Ratna mulai mencuci piring-piring kotor itu, tapi perasaannya seperti ada yang mengawasi dari ruang tamu. Ia melihat sesosok tubuh berdiri tegak di pinggir TV. Ia penasaran siapa itu, saat ia ingin mendekati sosok itu, bau busuk mulai menghampiri hidungnya. Ia menutup hidung dengan satu tangannya, tiba-tiba pundaknya di pegang. "Mah! ngapain disini?"
"Ya Allah Pah, kaget Mamah." Ia tersentak dan kembali melirik ke samping TV lalu sosok itu sudah lenyap.
"Maaf kalau bikin kaget, apa udah selesai nyucinya, ayo Papah bantu?"
Ratna mengangguk, ia merasa beruntung memiliki suami seperti Hasan, ia sangat peduli pada keluarganya, dan memperlakukan Ratna dengan baik selama ini.
Di kamar saat tidur.
Ratna masih kepikiran akhir-akhir ini banyak kejadian janggal yang terjadi.

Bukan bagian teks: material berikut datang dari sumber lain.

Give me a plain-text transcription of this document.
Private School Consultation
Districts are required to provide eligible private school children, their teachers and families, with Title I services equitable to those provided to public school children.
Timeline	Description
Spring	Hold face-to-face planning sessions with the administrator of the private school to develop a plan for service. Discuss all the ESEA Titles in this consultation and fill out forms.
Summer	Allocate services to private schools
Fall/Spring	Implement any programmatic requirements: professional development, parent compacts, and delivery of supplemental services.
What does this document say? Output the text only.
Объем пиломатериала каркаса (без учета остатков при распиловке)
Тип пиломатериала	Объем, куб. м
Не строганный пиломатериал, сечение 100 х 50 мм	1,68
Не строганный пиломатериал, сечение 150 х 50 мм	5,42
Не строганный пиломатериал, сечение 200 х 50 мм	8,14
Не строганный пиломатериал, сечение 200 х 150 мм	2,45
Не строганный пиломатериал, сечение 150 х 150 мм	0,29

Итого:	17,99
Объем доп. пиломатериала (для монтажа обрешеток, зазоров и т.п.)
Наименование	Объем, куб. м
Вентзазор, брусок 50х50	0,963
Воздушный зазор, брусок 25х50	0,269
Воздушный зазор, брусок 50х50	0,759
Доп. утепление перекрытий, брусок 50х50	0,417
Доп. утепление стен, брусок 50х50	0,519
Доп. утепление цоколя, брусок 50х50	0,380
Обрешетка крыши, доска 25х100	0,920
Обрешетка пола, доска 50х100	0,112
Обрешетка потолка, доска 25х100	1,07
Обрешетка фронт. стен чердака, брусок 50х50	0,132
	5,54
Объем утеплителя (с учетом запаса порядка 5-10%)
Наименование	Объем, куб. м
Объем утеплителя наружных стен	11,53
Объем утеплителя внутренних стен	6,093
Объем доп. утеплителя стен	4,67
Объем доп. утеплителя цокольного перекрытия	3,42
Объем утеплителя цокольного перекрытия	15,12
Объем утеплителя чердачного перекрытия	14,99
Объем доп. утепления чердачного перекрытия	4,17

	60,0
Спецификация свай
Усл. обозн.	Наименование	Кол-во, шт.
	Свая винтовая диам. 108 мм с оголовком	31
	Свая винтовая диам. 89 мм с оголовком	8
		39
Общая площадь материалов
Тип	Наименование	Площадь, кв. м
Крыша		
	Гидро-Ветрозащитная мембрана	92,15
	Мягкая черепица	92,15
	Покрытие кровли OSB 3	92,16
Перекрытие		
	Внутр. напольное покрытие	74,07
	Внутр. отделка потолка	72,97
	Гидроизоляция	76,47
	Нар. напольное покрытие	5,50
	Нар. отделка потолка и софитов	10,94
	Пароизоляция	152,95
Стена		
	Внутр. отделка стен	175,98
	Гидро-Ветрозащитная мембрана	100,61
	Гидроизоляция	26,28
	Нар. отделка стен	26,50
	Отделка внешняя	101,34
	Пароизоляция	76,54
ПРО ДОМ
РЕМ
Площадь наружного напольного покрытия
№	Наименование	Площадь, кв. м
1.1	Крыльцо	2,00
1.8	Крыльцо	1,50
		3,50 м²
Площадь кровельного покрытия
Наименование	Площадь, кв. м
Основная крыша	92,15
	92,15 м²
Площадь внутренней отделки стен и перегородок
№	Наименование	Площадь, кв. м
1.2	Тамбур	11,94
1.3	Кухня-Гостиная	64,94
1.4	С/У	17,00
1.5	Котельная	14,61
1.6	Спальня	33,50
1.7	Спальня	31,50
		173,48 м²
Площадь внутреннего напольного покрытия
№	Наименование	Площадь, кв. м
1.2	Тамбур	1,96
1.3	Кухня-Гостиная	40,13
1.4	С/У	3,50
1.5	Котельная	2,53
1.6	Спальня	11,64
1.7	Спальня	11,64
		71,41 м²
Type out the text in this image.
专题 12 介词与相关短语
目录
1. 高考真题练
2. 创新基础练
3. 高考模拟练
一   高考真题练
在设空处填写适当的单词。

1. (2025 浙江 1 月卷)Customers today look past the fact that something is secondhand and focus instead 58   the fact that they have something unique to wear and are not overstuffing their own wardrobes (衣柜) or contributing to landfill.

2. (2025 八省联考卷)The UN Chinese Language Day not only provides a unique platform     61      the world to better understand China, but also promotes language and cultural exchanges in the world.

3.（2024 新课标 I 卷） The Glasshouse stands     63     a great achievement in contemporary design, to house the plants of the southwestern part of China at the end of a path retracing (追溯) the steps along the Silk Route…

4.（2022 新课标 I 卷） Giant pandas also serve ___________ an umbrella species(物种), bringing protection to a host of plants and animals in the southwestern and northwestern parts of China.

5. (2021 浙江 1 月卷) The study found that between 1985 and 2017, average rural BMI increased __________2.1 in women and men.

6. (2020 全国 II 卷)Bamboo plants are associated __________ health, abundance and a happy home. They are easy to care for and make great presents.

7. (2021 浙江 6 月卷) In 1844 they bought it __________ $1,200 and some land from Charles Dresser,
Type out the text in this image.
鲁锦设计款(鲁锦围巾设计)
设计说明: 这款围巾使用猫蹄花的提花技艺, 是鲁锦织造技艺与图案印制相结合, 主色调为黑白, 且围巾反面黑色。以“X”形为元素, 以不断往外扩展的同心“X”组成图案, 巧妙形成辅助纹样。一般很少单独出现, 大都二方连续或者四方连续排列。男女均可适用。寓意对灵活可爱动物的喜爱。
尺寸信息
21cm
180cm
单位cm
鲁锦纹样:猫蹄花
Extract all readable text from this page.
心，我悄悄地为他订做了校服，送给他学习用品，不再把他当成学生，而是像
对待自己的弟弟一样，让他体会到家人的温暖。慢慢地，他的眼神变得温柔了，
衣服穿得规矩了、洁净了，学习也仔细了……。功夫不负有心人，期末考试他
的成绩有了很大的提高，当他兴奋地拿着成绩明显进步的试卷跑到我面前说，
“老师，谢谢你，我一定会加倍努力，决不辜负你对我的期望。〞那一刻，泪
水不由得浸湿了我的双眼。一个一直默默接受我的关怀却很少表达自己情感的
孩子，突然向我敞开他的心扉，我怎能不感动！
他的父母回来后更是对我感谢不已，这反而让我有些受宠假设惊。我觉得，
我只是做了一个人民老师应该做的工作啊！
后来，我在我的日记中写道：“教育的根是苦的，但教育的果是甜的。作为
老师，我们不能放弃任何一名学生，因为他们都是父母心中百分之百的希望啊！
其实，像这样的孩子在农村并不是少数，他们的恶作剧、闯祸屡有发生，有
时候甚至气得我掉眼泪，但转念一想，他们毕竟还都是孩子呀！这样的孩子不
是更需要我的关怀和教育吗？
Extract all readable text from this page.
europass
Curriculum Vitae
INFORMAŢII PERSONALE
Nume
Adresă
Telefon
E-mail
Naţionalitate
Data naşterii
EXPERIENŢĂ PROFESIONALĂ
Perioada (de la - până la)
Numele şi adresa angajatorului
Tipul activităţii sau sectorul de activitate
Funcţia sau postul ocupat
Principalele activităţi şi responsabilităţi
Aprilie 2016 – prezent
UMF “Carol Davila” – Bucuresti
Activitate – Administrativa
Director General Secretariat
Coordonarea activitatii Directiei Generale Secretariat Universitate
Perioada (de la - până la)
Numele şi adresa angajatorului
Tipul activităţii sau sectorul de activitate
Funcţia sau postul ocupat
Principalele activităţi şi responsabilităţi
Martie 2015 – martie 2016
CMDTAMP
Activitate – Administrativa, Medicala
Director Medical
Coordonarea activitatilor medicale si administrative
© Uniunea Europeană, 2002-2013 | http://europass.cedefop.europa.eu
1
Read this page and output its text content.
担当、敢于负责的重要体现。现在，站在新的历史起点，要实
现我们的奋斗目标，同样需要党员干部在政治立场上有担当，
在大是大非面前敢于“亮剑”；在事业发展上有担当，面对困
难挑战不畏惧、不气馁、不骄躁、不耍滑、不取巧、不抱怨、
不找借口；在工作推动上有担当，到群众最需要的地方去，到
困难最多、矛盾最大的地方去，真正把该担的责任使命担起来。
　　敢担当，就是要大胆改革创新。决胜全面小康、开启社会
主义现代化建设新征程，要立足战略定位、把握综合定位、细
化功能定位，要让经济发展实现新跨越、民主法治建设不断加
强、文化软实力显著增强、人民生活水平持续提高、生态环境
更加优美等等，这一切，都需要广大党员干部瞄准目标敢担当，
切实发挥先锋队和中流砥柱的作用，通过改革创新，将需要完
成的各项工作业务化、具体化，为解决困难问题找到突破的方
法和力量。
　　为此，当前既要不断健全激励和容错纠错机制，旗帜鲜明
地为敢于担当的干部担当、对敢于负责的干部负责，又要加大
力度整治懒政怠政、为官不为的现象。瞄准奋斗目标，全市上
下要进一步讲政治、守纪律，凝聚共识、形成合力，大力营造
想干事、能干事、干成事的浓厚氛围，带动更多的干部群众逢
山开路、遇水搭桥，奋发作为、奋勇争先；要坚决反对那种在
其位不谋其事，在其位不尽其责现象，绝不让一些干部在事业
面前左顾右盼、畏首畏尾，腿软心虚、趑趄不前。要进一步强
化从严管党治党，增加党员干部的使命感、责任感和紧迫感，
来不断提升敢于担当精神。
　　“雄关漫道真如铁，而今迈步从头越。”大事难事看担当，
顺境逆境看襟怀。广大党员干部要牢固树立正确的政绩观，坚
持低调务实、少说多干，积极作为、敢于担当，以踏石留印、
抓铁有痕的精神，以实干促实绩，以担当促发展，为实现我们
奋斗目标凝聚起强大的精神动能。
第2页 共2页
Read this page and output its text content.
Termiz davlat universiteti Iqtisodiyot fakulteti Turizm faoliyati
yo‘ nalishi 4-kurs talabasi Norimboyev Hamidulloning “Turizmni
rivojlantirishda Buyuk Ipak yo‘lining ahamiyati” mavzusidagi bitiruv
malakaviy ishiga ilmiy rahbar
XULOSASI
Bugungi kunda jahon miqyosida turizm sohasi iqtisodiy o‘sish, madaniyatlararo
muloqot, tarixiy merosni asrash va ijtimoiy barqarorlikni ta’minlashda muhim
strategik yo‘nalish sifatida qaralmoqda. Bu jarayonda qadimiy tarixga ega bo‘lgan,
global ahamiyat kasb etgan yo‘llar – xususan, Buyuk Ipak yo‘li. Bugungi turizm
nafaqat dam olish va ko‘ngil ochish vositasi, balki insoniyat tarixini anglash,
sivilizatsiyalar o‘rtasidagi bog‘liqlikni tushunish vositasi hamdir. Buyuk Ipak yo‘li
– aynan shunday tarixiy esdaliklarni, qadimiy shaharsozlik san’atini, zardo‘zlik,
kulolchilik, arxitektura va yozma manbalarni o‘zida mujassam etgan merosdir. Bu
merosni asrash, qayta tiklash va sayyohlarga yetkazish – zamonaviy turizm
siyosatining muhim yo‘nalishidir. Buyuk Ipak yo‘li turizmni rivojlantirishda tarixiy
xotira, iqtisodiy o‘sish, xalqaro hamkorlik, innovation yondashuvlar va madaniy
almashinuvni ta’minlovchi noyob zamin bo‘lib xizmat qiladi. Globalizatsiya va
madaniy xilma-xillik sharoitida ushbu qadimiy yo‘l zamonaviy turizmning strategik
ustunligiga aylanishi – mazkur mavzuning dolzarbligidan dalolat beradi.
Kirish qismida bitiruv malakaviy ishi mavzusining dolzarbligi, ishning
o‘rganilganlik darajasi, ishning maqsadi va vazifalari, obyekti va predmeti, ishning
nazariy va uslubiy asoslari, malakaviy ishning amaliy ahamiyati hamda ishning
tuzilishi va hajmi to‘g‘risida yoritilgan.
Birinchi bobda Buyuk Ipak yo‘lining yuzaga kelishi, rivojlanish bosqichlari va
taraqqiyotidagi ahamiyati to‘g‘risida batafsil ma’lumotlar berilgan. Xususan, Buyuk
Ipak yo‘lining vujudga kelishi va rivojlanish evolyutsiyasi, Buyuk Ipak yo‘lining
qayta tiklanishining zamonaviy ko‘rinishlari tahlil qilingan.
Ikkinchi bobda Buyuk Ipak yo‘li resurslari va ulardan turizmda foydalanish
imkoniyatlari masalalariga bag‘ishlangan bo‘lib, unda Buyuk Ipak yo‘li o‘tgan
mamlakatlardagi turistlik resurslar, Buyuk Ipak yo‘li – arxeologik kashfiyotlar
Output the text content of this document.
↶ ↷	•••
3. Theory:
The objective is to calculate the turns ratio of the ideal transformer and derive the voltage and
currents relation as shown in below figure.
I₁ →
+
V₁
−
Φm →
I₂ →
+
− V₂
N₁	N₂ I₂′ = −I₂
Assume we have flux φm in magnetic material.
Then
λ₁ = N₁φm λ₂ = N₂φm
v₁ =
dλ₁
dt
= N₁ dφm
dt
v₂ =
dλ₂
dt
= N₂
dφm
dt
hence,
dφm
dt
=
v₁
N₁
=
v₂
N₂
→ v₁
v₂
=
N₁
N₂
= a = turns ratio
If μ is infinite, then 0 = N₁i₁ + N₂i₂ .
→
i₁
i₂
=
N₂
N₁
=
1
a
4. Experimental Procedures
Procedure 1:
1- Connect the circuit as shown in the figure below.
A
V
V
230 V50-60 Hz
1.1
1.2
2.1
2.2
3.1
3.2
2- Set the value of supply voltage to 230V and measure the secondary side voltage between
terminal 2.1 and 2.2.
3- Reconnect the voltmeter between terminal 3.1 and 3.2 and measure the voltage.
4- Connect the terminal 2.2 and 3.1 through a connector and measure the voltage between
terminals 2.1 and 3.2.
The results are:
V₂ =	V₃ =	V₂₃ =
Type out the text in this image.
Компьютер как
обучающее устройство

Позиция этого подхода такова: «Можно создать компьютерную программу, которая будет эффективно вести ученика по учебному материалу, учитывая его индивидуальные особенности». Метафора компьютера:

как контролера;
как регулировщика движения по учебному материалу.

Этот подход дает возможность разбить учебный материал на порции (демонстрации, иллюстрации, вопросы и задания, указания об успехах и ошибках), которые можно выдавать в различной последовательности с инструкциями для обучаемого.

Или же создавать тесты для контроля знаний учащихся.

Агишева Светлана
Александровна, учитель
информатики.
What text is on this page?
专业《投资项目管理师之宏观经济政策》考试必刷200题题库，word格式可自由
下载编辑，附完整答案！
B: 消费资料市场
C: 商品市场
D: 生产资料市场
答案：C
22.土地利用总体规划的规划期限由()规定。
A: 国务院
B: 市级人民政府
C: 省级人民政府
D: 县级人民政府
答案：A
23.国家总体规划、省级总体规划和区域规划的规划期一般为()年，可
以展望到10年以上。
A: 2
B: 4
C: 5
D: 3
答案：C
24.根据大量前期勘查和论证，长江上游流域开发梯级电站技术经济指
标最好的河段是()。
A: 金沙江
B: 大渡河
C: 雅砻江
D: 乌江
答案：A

"Pah, apa Papah ngerasa kalau ada yang aneh di rumah ini Pah?" ucap Ratna seraya menatap pria yang dicintainya hampir 10 tahun itu.
"Aneh kenapa Mah? Biasa aja tuh, Mamah pasti kecapean, sekarang Mamah istirahat ya?" Hasan menepuk bahu wanita berbola mata sipit itu.
"Ehm, mungkin juga sih."
Mereka berdua akhirnya tidur.
***
Anjel datang ke kelas Shifa dan langsung menampar wanita itu.
Praaakkk!!
"Apaan nih!" bentak Shifa dan berdiri seakan tak terima.
Anjel menjambak rambutnya. "Aku tau! kamu pasti yang membuat Bagas dan Rani meninggal kan!" teriaknya dengan emosi yang menggebu.
"Gila kamu ya! nuduh orang sembarangan. Memangnya kamu punya bukti, lepasin nggak!" bentak wanita yang berambut panjang itu seraya memukul tangan Anjel agar melepaskan rambutnya.
Tapi Anjel tak mau melepaskan rambut Shifa, lalu Prima yang melihat itu datang dan memisahkan mereka berdua. "Anjel, lepasin dia!" bentak Prima seraya menarik tangan Anjel dan pergi dari sana.
"Lepasin aku bilang!" Anjel menangkis tangan Prima dan masih bersungut-sungut.
"Kenapa kamu membuat masalah lagi dengan Shifa, dia nggak ada sangkut pautnya dengan kematian teman-teman kita," ucapnya menenangkan kekasihnya itu.
"Darimana kamu tau kalau dia nggak ada hubungannya, dia pasti dendam karena kami dulu pernah membullynya."
Prima memeluk Anjel dan menenangkannya. "Kamu jangan mikir yang enggak-enggak ya. Sekarang kita harus jaga diri kita sendiri, harus lebih berhati-hati lagi, ngerti nggak?" Pria itu mengelus rambut kekasihnya berharap emosi wanita itu cepat meredam.
Anjel pun mengangguk dan ikut merangkul tangannya ke pinggang Prima. Dari kejauhan Shifa melihat mereka berpelukan, dan ia tampak kesal seraya melotot dengan bola matanya yang besar.